We develop products to actually solve a skincare problem and challenge ourselves to meet that problem with the least number of ingredients. The simpler a formula is the easier it is to price it fairly and still be
competitive. What we’ve learnt from this minimalist approach to production is that most natural ingredients are vegetable derived and are just as effective as any chemical based or animal based equivalent. Why make something that’s not vegan if you don’t have to.

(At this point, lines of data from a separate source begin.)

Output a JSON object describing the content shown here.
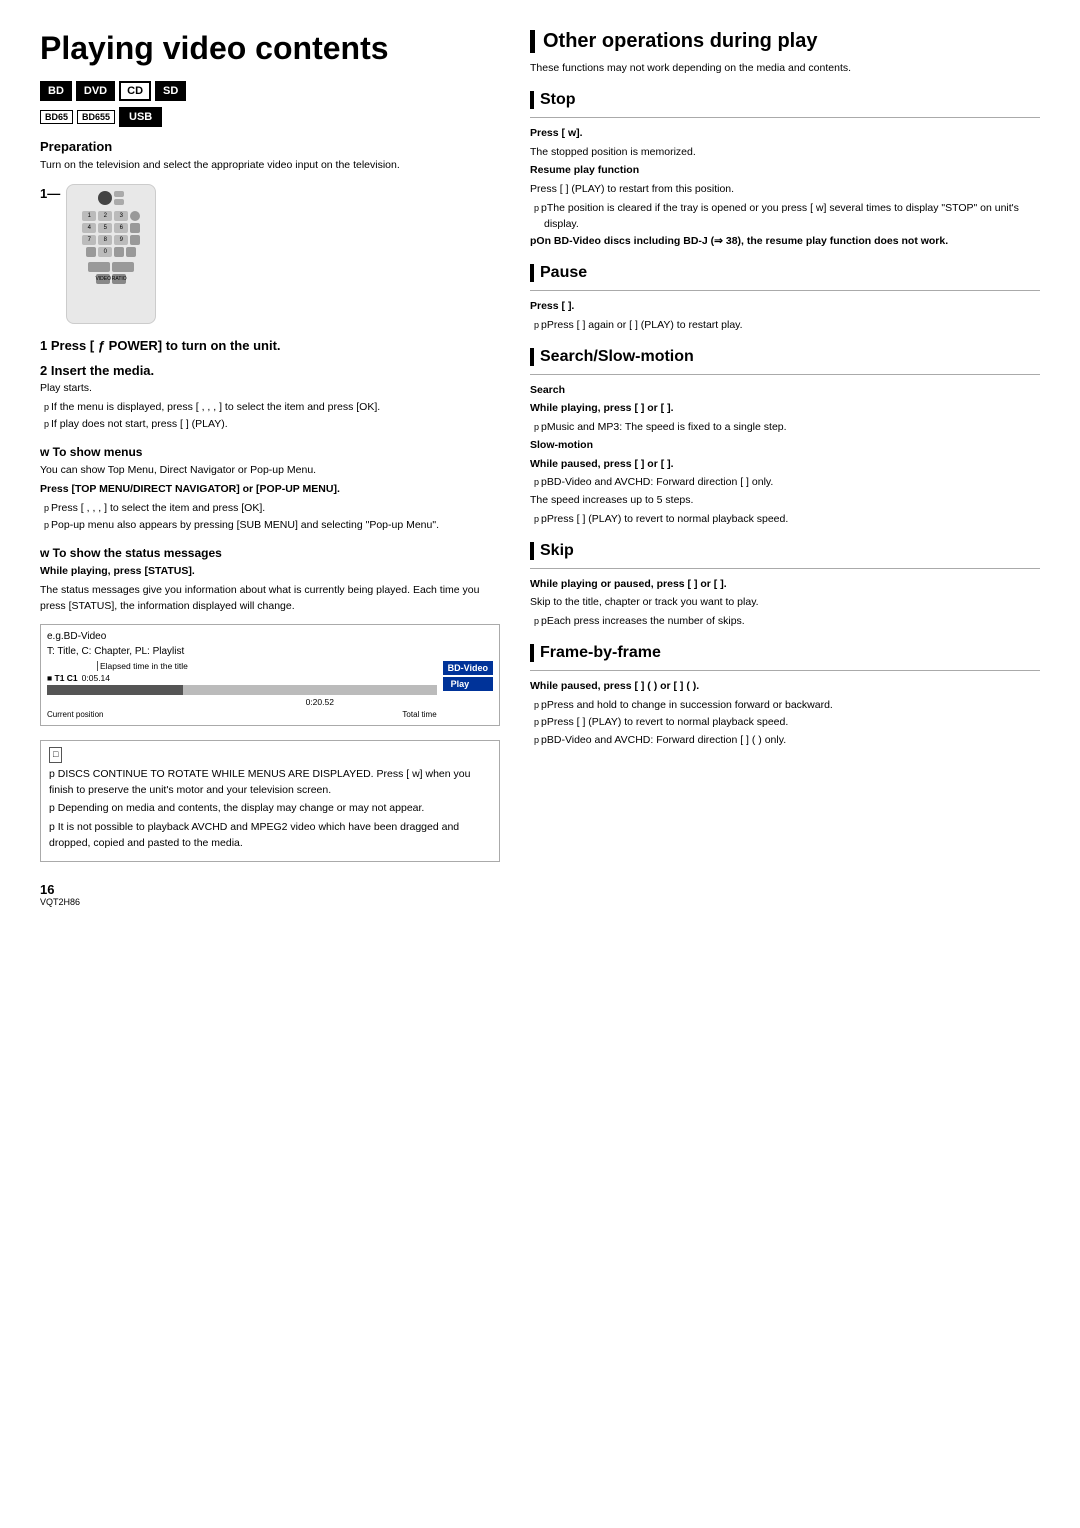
{
  "page": {
    "title": "Playing video contents",
    "page_number": "16",
    "version_code": "VQT2H86"
  },
  "left": {
    "badges": [
      "BD",
      "DVD",
      "CD",
      "SD"
    ],
    "badges_small": [
      "BD65",
      "BD655"
    ],
    "badge_usb": "USB",
    "preparation": {
      "title": "Preparation",
      "text": "Turn on the television and select the appropriate video input on the television."
    },
    "step1": {
      "number": "1",
      "label": "Press [ ƒ POWER] to turn on the unit."
    },
    "step2": {
      "number": "2",
      "label": "Insert the media.",
      "play_starts": "Play starts.",
      "bullets": [
        "pIf the menu is displayed, press [  ,  ,  ,  ] to select the item and press [OK].",
        "pIf play does not start, press [  ] (PLAY)."
      ]
    },
    "show_menus": {
      "title": "w To show menus",
      "intro": "You can show Top Menu, Direct Navigator or Pop-up Menu.",
      "bold_text": "Press [TOP MENU/DIRECT NAVIGATOR] or [POP-UP MENU].",
      "bullets": [
        "pPress [  ,  ,  ,  ] to select the item and press [OK].",
        "pPop-up menu also appears by pressing [SUB MENU] and selecting \"Pop-up Menu\"."
      ]
    },
    "show_status": {
      "title": "w To show the status messages",
      "while_playing": "While playing, press [STATUS].",
      "text": "The status messages give you information about what is currently being played. Each time you press [STATUS], the information displayed will change.",
      "diagram": {
        "label": "e.g.BD-Video",
        "sub_label": "T: Title, C: Chapter, PL: Playlist",
        "elapsed_label": "Elapsed time in the title",
        "t1_c1": "■ T1  C1",
        "time1": "0:05.14",
        "time2": "0:20.52",
        "current_position": "Current position",
        "total_time": "Total time",
        "bd_badge": "BD-Video",
        "play_badge": "Play"
      }
    },
    "notes": [
      "p DISCS CONTINUE TO ROTATE WHILE MENUS ARE DISPLAYED. Press [ w] when you finish to preserve the unit's motor and your television screen.",
      "p Depending on media and contents, the display may change or may not appear.",
      "p It is not possible to playback AVCHD and MPEG2 video which have been dragged and dropped, copied and pasted to the media."
    ]
  },
  "right": {
    "section_title": "Other operations during play",
    "intro": "These functions may not work depending on the media and contents.",
    "stop": {
      "title": "Stop",
      "press_label": "Press [ w].",
      "memorized": "The stopped position is memorized.",
      "resume_title": "Resume play function",
      "resume_text": "Press [  ] (PLAY) to restart from this position.",
      "note1": "pThe position is cleared if the tray is opened or you press [ w] several times to display \"STOP\" on unit's display.",
      "note2": "pOn BD-Video discs including BD-J (⇒ 38), the resume play function does not work."
    },
    "pause": {
      "title": "Pause",
      "press_label": "Press [  ].",
      "text": "pPress [  ] again or [  ] (PLAY) to restart play."
    },
    "search_slow": {
      "title": "Search/Slow-motion",
      "search_title": "Search",
      "search_text": "While playing, press [     ] or [     ].",
      "search_note": "pMusic and MP3: The speed is fixed to a single step.",
      "slow_title": "Slow-motion",
      "slow_text": "While paused, press [     ] or [     ].",
      "slow_note1": "pBD-Video and AVCHD: Forward direction [     ] only.",
      "slow_note2": "The speed increases up to 5 steps.",
      "slow_note3": "pPress [  ] (PLAY) to revert to normal playback speed."
    },
    "skip": {
      "title": "Skip",
      "text": "While playing or paused, press [     ] or [     ].",
      "note1": "Skip to the title, chapter or track you want to play.",
      "note2": "pEach press increases the number of skips."
    },
    "frame_by_frame": {
      "title": "Frame-by-frame",
      "text": "While paused, press [  ] (    ) or [  ] (    ).",
      "note1": "pPress and hold to change in succession forward or backward.",
      "note2": "pPress [  ] (PLAY) to revert to normal playback speed.",
      "note3": "pBD-Video and AVCHD: Forward direction [  ] (     ) only."
    }
  }
}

How do you test your products?
Every product we’ve developed to date has started as a solution to a skincare problem that a friend has faced. I develop a few formulations for that problem then give out test samples to a small close knit group of
friends and of course test everything on myself before handing out test samples. My friends believe in what I do but are honest about what they like or don’t like. From there we narrow down and tweak the formulations to the pre production version and then do broader testing with a larger audience of friends and current clients. Based on their feedback we finalize the product and develop a large batch which then goes out for safety testing to ensure stability.
What other entrepreneurs do you admire and get inspired by?
Because I have my hand in a multitude of areas of the business my interests are very broad. I read about marketing, about fashion and colour trends, about packaging design, about new skincare ingredients, about SEO and online marketing and of course about other small businesses. Because of that I have broad range of influences and companies that inspire me.
In Toronto I love that Sarah Campbell has managed to create a haven for new Ontario Based designers with The Rage in Kensington. I love Erika Shuhendler’s Cruelty free lingerie line Purrfect Pineapples. It’s fun and she’s a true local entrepreneur. I love what you blog about and how you’ve become a “connector” to like minded people in toronto. I love my friend Jana. She’s a no no-nonsense women who has shown the world you can be intelligent, successful and still have a unique identity and view on the world. I also love that she knits me presents all the time.
In Montreal I love Akumu Ink‘s T-shirt designs and attention to detail. I also love that Joey recently took the leap and quit his job to 100% pursue his passion.
In Cambridge I love my friends at Thrive Studios. They’ve leaped of the cliff and have made one of the best Tattoo and Piercing shops I’ve seen in a long time and have managed to make the art of body modification safe, comfortable and approachable for all ages of people. I only wish they were in Toronto!